TORONTO -

As we wrap up the first quarter of the new year, ALG Canada’s latest Industry Update outlined the factors that will contribute to easing used vehicle prices among 5- to 7-year-old vehicles in the next few years.

Used-vehicle sales peaked at 3 million in 2011, and as supply tightened, pre-owned prices have been on the way up ever since.

In fact, according to ALG Canada’s latest industry report, used-vehicle prices have risen steadily by 3.5 percent on an annual basis since mid-2009.

Which models have spiked the highest?

According to ALG Canada, 4-year-old models led the pack with prices driving above pre-recession levels by nearly 20 percent.

This was a result of the “sharp reduction of lease and fleet volumes in 2009,” said ALG Canada regional director Geoff Helby.

But the tides are turning as used supply bottomed out in 2013 and is predicted to inch upwards in the coming years.

This year, used-vehicle prices are expected to decline in the range of 4 percent to 5 percent, according to ALG Canada.

The company broke down the trends by vehicle age, as well, since not all used vehicles are expected to experience the average drop this year.

Prices will be strongest among 3- to 4-year-old vehicles, according to the report, which said these vehicles will be in short supply for another two years.

On the other hand, Helby reported there will be an above-average supply of 5- to 7-year-old vehicles which will be available over the same period placing downward pressure on prices for this vehicle-age group.

As for the younger units, due to fleet sales gaining momentum, ALG Canada predicts the supply of 1- to 2-year-old models will expand to above average levels this year, which will play a part in making these rides more affordable, as well.

Lastly, Helby pointed out that new-vehicle incentives remain at record-high levels and will “dramatically reduce” price gains for 1-year-old vehicles.

Boding well for used supply going forward, Helby pointed out that leasing is on the rebound, especially within the mainstream brands.

But first, let’s take a look at where 2013 left us.

The year marked the bottoming out of the used supply, aligning with sharp reduction in lease and overall sales volumes back in 2009, ALG’s Industry Report outlined

In fact, the number of vehicles coming off lease dropped to less than 400,000 units in 2013, which was the lowest level seen in more than a decade, according to ALG Canada.

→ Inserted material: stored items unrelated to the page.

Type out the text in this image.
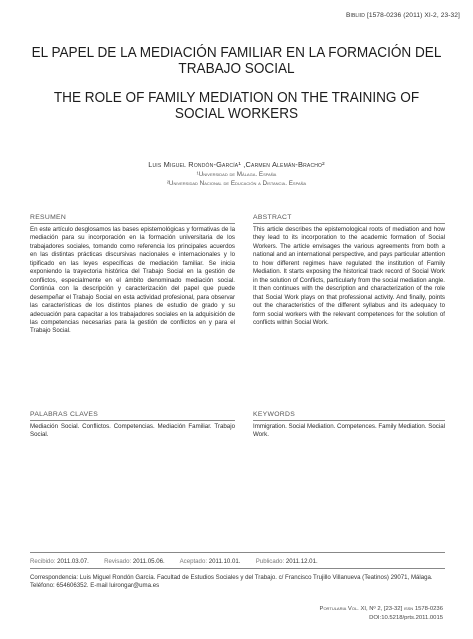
Bibliid [1578-0236 (2011) XI-2, 23-32]
EL PAPEL DE LA MEDIACIÓN FAMILIAR EN LA FORMACIÓN DEL TRABAJO SOCIAL
THE ROLE OF FAMILY MEDIATION ON THE TRAINING OF SOCIAL WORKERS
Luis Miguel Rondón-García¹ ,Carmen Alemán-Bracho²
¹Universidad de Málaga. España
²Universidad Nacional de Educación a Distancia. España
RESUMEN

En este artículo desglosamos las bases epistemológicas y formativas de la mediación para su incorporación en la formación universitaria de los trabajadores sociales, tomando como referencia los principales acuerdos en las distintas prácticas discursivas nacionales e internacionales y lo tipificado en las leyes específicas de mediación familiar. Se inicia exponiendo la trayectoria histórica del Trabajo Social en la gestión de conflictos, especialmente en el ámbito denominado mediación social. Continúa con la descripción y caracterización del papel que puede desempeñar el Trabajo Social en esta actividad profesional, para observar las características de los distintos planes de estudio de grado y su adecuación para capacitar a los trabajadores sociales en la adquisición de las competencias necesarias para la gestión de conflictos en y para el Trabajo Social.

ABSTRACT

This article describes the epistemological roots of mediation and how they lead to its incorporation to the academic formation of Social Workers. The article envisages the various agreements from both a national and an international perspective, and pays particular attention to how different regimes have regulated the institution of Family Mediation. It starts exposing the historical track record of Social Work in the solution of Conflicts, particularly from the social mediation angle. It then continues with the description and characterization of the role that Social Work plays on that professional activity. And finally, points out the characteristics of the different syllabus and its adequacy to form social workers with the relevant competences for the solution of conflicts within Social Work.

PALABRAS CLAVES

Mediación Social. Conflictos. Competencias. Mediación Familiar. Trabajo Social.

KEYWORDS

Immigration. Social Mediation. Competences. Family Mediation. Social Work.

Recibido: 2011.03.07.	Revisado: 2011.05.06. Aceptado: 2011.10.01.	Publicado: 2011.12.01.

Correspondencia: Luis Miguel Rondón García. Facultad de Estudios Sociales y del Trabajo. c/ Francisco Trujillo Villanueva (Teatinos) 29071, Málaga. Teléfono: 654606352. E-mail luirongar@uma.es

Portularia Vol. XI, Nº 2, [23-32] issn 1578-0236
DOI:10.5218/prts.2011.0015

Worse yet, according to the report, fleet sales have averaged less than 200,000 units annually since 2009, which is nearly 100,000 units below the average of the previous 10 years.

It doesn’t seem many used vehicles are coming in across country lines, either. According to the Registrar of Imported Vehicles, imports of used vehicles from the U.S. were down 25 percent last year.

That’s where we are today, but new-vehicle sales are working for the used industry.

According to ALG, the current growth in new-vehicle sales, along with higher lease penetrations, will eventually solve the used-vehicle inventory shortage, but Helby said, “it will occur gradually with full recovery not forecasted until 2017.”